Dünya bana kalırsa kocaman bir saray. Bu sarayda krallar var, lordlar var; üst sınıf, alt sınıf derken birçok katman var ve herkes birbiriyle yarış hâlinde. Bu saray önce sana ideal karakteri tanımlıyor: Böyle olmalısın, bunları yapmamalısın. Sonra hayatta ne yapacağını söylüyor: Şu işi yap, diğer işi yapanlar şöyledir, böyledir. En sonunda da seni ömrünün sonuna kadar kendine bağımlı hâle getiriyor ve sen bunu gerçeklik sanıyorsun.
Bu saray senin mutluluğun için konuşuyor gibi yapıyor ama aslında tek istediği senin mutsuz olman. Garip bir paradoks değil mi? Bana kalırsa oldukça eğlenceli.
Peki tüm bunlardan kimin çıkarı var? Tabii ki yukarıdaki efendilerin.
Alt kesime baktığında ise herkes yukarıdakiler gibi davranmaya, onlar gibi yaşamaya çalışıyor. Aslında istedikleri şey onlar gibi hissetmek. Çünkü bu denkleme biraz mantık girdiğinde, bunların olmaması gerektiğini fark ediyorsun. Demek ki bir şeyler bizim çok güzel duygularımızı, hislerimizi manipüle ediyor ve sömürüyor.
Ama bütün suçu da efendilere atamayız. Asıl mesele yine bizde bitiyor. Onlar sadece bizim zayıflıklarımızı körüklüyor. Çünkü çoğu insanın başkasına karşı bir duruşu var ama kendine karşı bir duruşu yok. Başkasına karşı erdemli olmaya çalışıyoruz ama kendimize karşı aynı dürüstlüğü göstermiyoruz.
İşte sarayın asıl fark etmemiz gereken yeri burası. Ne yukarıdaki katlar ne de aşağıdakiler… İnsanın kendisiyle baş başa kaldığı yer. Kimsenin görmediği, kimsenin alkışlamadığı alan. İnsan burada çoğu zaman bildiğini yapmıyor; işine geleni yapıyor. Sonra da bunu kendine mantıklı sebeplerle açıklıyor.
Kendine karşı erdemli olmak zor bir şey. Çünkü bahane üretmek çok kolay. “Yoruldum” diyoruz, “şartlar böyle” diyoruz, “zamanı değil” diyoruz. Ama aslında söylediğimiz şu oluyor:
“Şimdilik kendimden vazgeçebilirim.”
Kimse bize zorla yanlış bir hayat yaşatmıyor. Biz kendimize karşı dürüst olmaktan kaçtıkça bu düzen ayakta kalıyor. Çünkü insan bir kere kendi içindeki çelişkiye alıştı mı, dışarıdaki hiçbir adaletsizlik onu rahatsız etmiyor.

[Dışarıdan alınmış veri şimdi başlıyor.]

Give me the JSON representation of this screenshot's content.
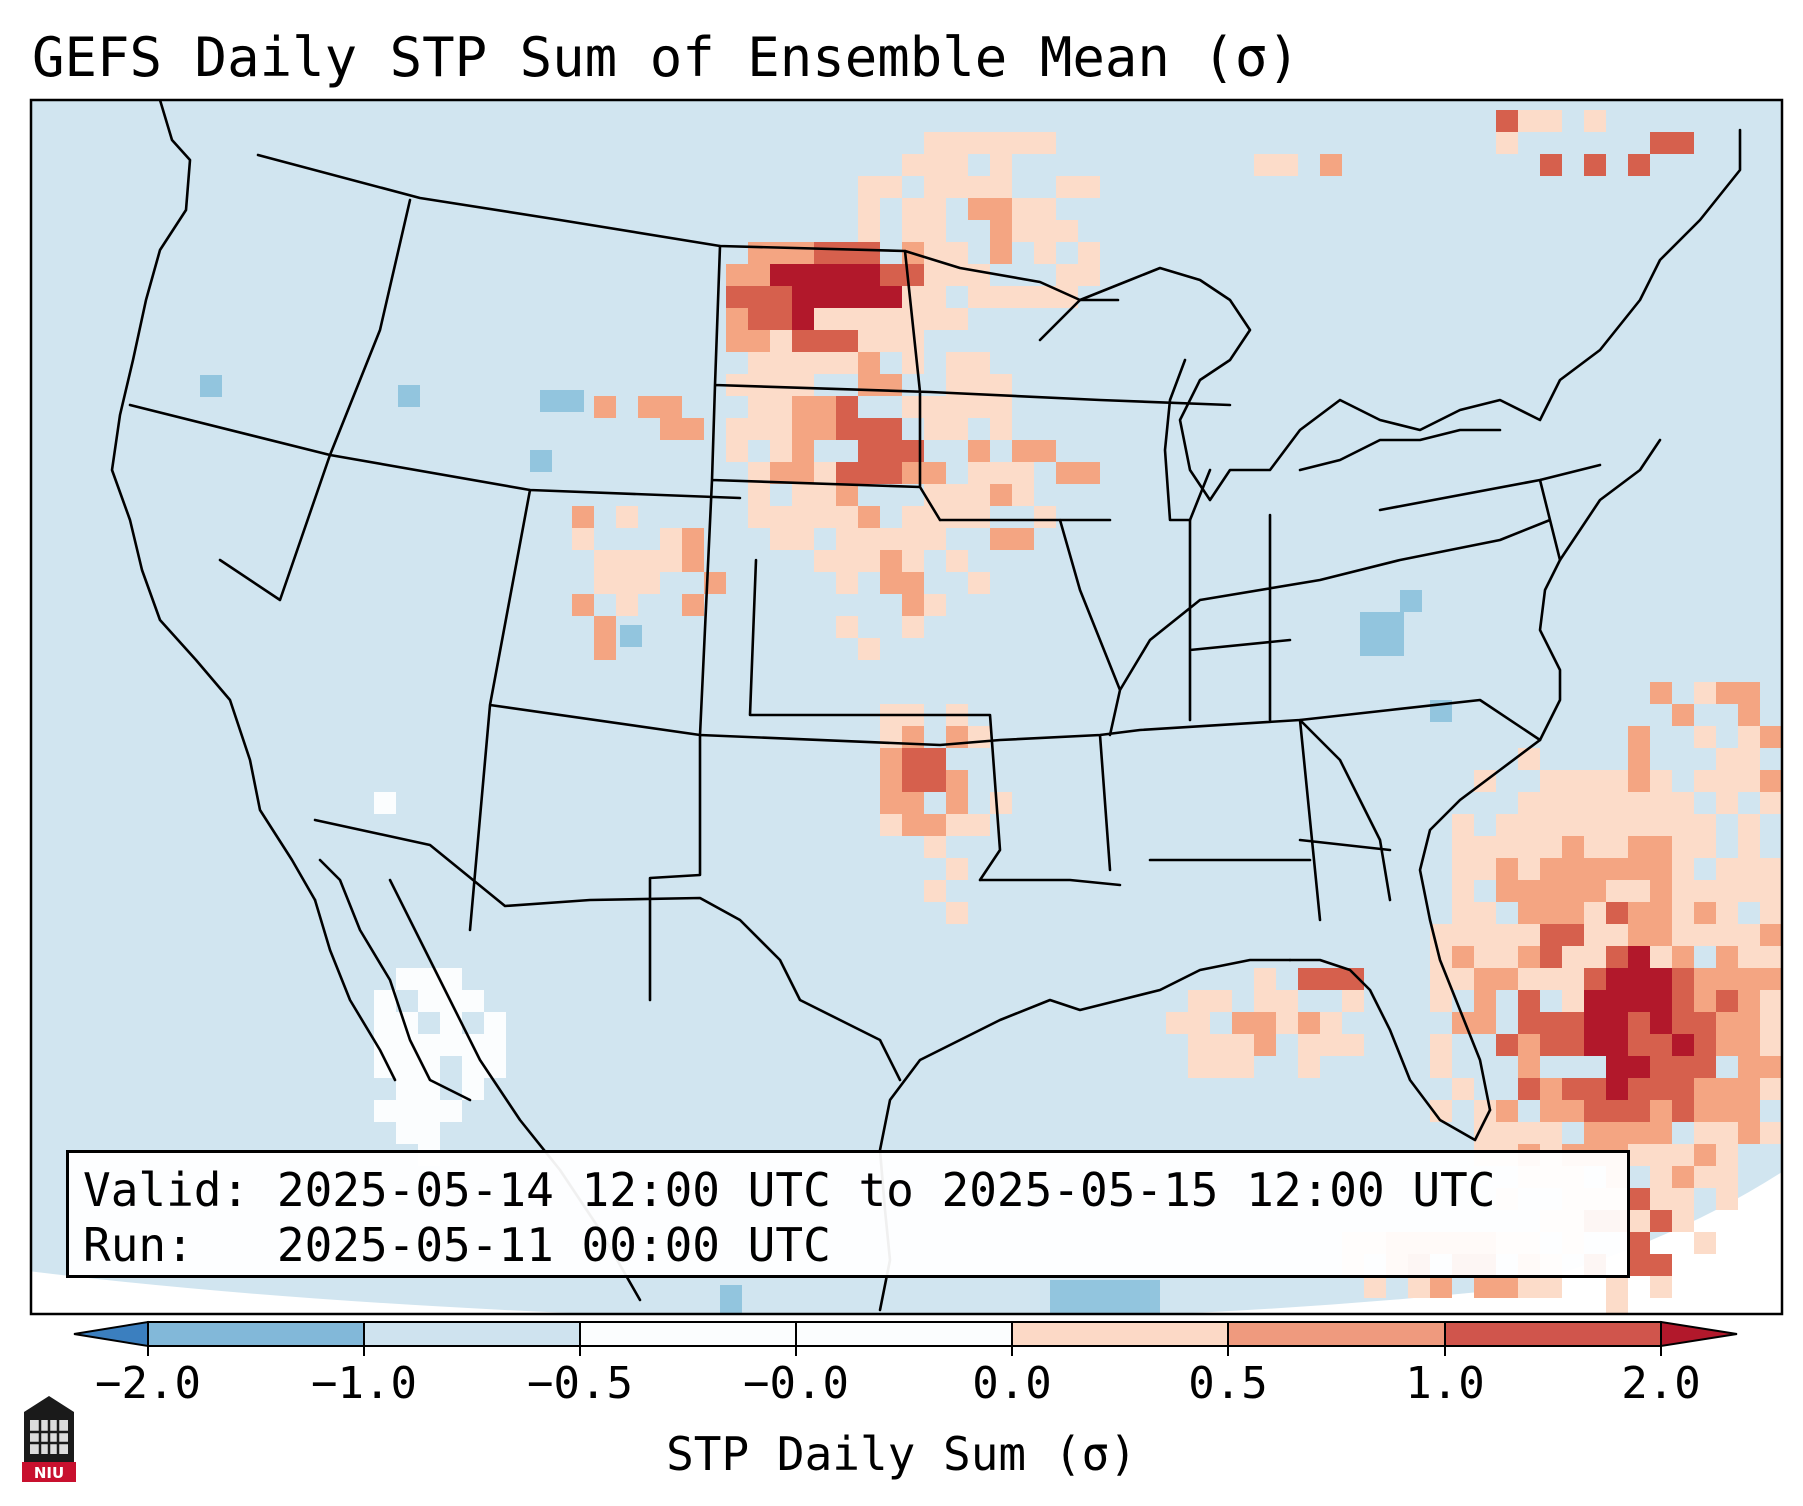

Belki de gerçek erdem tam olarak burada başlıyor. Başkalarına nasıl göründüğümüzde değil, kimse bakmıyorken kendimize nasıl davrandığımızda… Kendimize söylediğimiz yalanları fark ettiğimiz anda, bu sarayın içinde ilk defa gerçekten yalnız ve gerçekten özgür kalıyoruz.
Yazımı okuduğunuz için teşekkür ederim bir sonraki yazıda görüşmek üzere.